Ear Massage (Today’s Daily Presence)

For today’s Daily Presence, I am learning and practicing ear self-massage techniques. As a person diagnosed with trigeminal neuralgia, auditory processing disorder, Eustachian tube dysfunction, tinnitus and TMJ at various points in my adult life, this area of my body has dealt with a lot of strain and discomfort. As of late, my body’s latest “trick” is to turn one part of my left ear scarlet red out of nowhere, with a corresponding warm sensation, so the issues I have seem to be getting worse rather than better. I suspect that my botched root canal over five years ago was a major contributor to many of these ailments, as several of the issues are primarily or exclusively on the same side as the tooth I had to have pulled.

I did not know until today how many acupressure points correspond to the ear. (Side note: The link I’ve included unfortunately does not reference Chinese/Eastern medicine sufficiently in explaining how acupressure may work.) I found the pressure point on my outer lower lobe to be the one that was most relaxing. Unfortunately, my tinnitus started up again after trying the points on my inner ear, so I will have to stick to only a few of the recommended areas.

I also tried out a technique for massaging one’s ears and neck in order to promote the opening of a person’s Eustachian tubes. After trying it out, I found myself wondering again how much the severe neck tension I have also worsens any ear dysfunction from which I might suffer. I find it interesting to note how much the lymph system plays a role in our ear health.

Finally, with my left ear ringing, I researched whether massage can help to reduce tinnitus.

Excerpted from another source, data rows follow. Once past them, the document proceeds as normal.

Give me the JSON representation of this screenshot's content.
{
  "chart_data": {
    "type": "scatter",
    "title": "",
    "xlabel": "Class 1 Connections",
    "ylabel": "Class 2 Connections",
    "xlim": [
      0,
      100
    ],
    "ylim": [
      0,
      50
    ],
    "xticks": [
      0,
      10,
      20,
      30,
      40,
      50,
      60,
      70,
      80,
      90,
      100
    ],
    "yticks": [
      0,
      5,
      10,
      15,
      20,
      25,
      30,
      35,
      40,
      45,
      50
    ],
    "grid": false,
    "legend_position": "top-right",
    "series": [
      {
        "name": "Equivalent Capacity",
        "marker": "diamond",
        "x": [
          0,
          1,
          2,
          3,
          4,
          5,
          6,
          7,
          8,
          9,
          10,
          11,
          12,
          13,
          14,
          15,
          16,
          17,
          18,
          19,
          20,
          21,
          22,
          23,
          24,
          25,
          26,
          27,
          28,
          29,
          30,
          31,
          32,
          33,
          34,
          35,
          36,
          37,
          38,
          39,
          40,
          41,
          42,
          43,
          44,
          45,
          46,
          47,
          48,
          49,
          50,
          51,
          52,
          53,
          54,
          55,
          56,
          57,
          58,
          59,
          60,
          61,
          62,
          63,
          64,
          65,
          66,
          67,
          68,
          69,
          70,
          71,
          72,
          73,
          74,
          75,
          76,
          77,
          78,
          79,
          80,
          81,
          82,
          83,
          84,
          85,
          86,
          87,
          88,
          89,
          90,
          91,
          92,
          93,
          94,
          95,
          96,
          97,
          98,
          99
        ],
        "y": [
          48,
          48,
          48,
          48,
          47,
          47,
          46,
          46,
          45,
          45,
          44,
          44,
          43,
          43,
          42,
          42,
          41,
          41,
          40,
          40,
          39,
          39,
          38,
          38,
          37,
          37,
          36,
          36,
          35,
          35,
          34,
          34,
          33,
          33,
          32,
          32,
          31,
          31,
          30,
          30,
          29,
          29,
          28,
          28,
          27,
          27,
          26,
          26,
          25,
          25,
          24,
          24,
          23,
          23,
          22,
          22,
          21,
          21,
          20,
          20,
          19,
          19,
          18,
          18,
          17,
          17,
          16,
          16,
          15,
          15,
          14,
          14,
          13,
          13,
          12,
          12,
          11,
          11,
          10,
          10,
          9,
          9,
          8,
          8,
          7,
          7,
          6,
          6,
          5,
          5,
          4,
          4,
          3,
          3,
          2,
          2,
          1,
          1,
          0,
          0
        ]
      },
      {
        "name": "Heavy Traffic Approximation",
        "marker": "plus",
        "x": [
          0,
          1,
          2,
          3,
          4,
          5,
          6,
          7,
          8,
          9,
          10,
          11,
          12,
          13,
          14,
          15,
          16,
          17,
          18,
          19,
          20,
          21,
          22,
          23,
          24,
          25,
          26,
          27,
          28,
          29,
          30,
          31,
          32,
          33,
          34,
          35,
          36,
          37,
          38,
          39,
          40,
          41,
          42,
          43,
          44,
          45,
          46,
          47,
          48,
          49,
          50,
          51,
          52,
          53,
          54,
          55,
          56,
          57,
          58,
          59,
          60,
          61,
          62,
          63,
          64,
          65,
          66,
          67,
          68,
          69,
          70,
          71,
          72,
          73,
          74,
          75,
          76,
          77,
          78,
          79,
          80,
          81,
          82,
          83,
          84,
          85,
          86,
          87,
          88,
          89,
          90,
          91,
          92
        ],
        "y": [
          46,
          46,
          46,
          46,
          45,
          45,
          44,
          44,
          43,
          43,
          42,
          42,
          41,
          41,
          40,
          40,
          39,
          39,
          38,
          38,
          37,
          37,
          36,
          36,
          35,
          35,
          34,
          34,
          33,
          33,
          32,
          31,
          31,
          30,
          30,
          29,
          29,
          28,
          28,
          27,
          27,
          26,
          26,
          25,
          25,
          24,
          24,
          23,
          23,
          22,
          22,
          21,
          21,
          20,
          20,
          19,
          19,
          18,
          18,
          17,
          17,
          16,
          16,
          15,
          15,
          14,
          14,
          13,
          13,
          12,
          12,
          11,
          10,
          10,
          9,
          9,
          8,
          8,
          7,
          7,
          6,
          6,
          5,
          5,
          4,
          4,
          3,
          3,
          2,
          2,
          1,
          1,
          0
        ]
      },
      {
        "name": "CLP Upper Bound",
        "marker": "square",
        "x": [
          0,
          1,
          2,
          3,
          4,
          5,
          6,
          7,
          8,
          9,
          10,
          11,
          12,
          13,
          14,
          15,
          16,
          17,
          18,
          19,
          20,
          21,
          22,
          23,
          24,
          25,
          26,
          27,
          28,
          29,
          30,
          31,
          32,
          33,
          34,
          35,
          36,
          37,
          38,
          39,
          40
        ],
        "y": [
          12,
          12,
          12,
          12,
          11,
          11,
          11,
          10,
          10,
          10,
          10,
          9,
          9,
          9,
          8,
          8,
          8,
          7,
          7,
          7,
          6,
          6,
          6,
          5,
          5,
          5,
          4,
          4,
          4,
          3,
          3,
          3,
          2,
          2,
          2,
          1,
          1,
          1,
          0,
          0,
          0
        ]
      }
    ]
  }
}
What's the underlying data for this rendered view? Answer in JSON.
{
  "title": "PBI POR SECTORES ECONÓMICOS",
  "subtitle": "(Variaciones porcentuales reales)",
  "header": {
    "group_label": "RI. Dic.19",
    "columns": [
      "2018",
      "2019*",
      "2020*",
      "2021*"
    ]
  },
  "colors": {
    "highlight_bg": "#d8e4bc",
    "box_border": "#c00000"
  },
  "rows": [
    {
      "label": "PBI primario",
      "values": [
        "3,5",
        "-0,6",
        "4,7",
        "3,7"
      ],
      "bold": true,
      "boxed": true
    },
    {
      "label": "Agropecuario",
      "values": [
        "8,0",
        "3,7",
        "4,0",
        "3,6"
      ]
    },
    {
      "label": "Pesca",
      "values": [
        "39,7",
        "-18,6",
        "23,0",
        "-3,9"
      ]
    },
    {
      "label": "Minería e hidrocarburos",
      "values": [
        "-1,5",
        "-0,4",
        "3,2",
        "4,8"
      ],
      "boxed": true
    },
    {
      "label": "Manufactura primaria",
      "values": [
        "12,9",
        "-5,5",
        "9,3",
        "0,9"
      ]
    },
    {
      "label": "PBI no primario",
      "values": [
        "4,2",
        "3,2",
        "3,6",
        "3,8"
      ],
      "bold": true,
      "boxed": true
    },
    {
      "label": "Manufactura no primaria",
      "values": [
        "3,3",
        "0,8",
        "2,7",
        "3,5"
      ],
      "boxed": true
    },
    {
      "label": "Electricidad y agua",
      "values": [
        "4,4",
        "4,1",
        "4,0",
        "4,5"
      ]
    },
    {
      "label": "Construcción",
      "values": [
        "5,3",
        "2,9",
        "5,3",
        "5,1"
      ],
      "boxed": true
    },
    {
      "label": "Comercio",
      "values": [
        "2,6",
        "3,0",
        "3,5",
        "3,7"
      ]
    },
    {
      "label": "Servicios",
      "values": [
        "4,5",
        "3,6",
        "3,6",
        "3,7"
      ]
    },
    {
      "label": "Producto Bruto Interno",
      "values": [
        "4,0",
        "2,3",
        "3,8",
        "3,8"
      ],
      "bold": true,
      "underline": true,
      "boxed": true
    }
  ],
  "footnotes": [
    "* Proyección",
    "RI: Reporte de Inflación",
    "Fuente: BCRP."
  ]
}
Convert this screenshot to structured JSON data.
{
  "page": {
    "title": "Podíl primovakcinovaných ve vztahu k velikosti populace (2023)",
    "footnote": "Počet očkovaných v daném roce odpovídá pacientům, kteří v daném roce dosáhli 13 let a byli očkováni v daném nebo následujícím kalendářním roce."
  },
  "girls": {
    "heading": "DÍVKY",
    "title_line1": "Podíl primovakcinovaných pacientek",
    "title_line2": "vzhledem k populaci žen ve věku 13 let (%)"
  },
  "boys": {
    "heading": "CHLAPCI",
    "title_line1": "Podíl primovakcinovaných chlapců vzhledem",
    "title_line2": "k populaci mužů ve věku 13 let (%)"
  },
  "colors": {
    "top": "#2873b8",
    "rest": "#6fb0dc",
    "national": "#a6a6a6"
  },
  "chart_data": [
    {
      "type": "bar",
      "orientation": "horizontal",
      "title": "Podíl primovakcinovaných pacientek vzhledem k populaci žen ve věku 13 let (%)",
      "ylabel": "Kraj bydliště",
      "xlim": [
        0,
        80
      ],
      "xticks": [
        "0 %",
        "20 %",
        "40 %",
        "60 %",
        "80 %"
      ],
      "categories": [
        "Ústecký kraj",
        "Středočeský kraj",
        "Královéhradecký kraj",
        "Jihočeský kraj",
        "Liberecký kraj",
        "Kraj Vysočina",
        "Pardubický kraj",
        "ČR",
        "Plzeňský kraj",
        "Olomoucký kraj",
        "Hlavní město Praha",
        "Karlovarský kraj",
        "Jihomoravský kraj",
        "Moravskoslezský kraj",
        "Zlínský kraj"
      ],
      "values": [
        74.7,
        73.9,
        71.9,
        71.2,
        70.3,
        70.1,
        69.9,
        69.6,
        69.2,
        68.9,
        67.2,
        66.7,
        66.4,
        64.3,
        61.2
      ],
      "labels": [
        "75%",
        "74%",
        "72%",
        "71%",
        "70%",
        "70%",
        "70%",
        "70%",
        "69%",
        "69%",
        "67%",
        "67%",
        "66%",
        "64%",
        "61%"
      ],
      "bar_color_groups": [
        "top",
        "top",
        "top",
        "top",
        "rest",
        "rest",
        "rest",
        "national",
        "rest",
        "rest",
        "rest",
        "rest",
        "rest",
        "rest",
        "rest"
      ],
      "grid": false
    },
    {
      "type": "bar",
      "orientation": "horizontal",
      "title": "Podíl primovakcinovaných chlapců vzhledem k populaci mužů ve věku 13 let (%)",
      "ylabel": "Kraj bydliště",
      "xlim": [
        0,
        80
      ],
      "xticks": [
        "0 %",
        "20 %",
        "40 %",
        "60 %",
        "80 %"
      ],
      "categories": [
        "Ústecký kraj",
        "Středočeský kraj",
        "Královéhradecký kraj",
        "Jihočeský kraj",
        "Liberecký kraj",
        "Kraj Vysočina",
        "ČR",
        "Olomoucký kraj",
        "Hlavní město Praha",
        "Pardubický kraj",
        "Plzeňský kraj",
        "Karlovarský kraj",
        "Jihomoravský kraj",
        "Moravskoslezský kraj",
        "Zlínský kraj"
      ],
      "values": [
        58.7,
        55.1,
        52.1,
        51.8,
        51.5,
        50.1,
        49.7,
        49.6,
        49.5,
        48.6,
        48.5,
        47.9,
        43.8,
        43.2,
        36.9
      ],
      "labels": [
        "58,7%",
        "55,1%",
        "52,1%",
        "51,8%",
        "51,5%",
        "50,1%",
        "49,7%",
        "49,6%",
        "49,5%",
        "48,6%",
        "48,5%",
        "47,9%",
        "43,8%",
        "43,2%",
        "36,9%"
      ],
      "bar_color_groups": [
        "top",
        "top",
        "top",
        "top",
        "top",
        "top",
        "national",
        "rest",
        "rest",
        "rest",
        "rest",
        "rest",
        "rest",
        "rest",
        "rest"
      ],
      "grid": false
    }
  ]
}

There was a double-blind study published that indicates it can, but the specific trigger points were not included. I have not gotten a massage in quite some time, so this finding is making me tempted to try it out again!

The Daily Presence practice never ceases to impress upon me how many body parts we have and how much of an impact each one can have on our lives. In addition, I am beginning to be able to appreciate the complex interconnectedness within each of our bodies in new ways as I learn about how the systems that run throughout our body interface with organs, limbs and the like. Have you tried any ear self-massage techniques? If so, how did they affect your body?

Bodily Filtration (Today’s Daily Presence)

For today’s Daily Presence card, I chose the card focused on the lymphatic system. This is a body system I know little about in terms of how it actually functions. I’ve absorbed snippets of information, but, in investigating further, realized there is a lot I don’t fully understand. In order to pay mindful attention and honor an area of the body, I find more meaning when the biological processes involved are clear to me.

What I learned about the system is that it acts as a filtration setup for lymph, which in itself is a substance made of white blood cells that attack viruses and bacteria, as well as chyle which consists of fats from our small intestines. Lymph nodes are where the response to infections take place, so they swell when we are fighting off an infection because there are more white blood cells being produced. In addition, the lymph system helps to keep our body balanced in terms of fluids. Taken together, problems in these functions can spell trouble in terms of immune capacity as well as lymphedema (swelling) in affected areas of the body.

As I educated myself about how my lymphatic system functions, I found myself wondering how much it affects my experience of chronic pain and my general health and well-being. We can test our cardiovascular system with tools like a blood pressure cuff and pulsometer, but I am unaware of similar products to evaluate how well fluid is being drained or how well our lymph nodes are working to filter bodily invaders out. All I found in looking into this were “contrast MRI’s” and the like, although I’m sure basic bloodwork, with its white blood cell counts and all, gives some insight.

I also spent time looking into how to improve the function of my lymphatic system and was disappointed that there were few scientifically-reviewed practices available. One message I found repeated was the importance of drinking water to keep our bodies hydrated. If there are areas of poor lymph drainage, massage can be helpful but should be performed by someone certified in the process and only if a doctor recommends it based on a person’s medical status. Finally, the cardiovascular system is related to the lymphatic system, so improving cardiovascular health might help to reduce inflammation, which, in turn, may be beneficial to the lymphatic system.

All in all, I found myself both intrigued and frustrated by my exploration of the research on this topic as I do not feel as though I gained a full understanding of how it works or how to ensure I am doing what I can to improve its function. Whenever I get a professional massage, I feel queasy and odd for a few hours afterwards. I’m curious as to what my lymph systems “levels” look like after an experience like that. In thinking about my heart health, I will also consider now my immune system and how they interrelate. Finally, I find it highly relevant to how I work as a person to consider that our immune defense has a passive feel to it; to some extent, invaders are allowed to “flow” until they reach the filter, at which time all hell breaks loose and they get (hopefully) destroyed. To what extent do you bring conscious awareness to your lymphatic system? Does it represent anything on a spiritual or energetic level to you? Are there any actions you are taking to improve its function?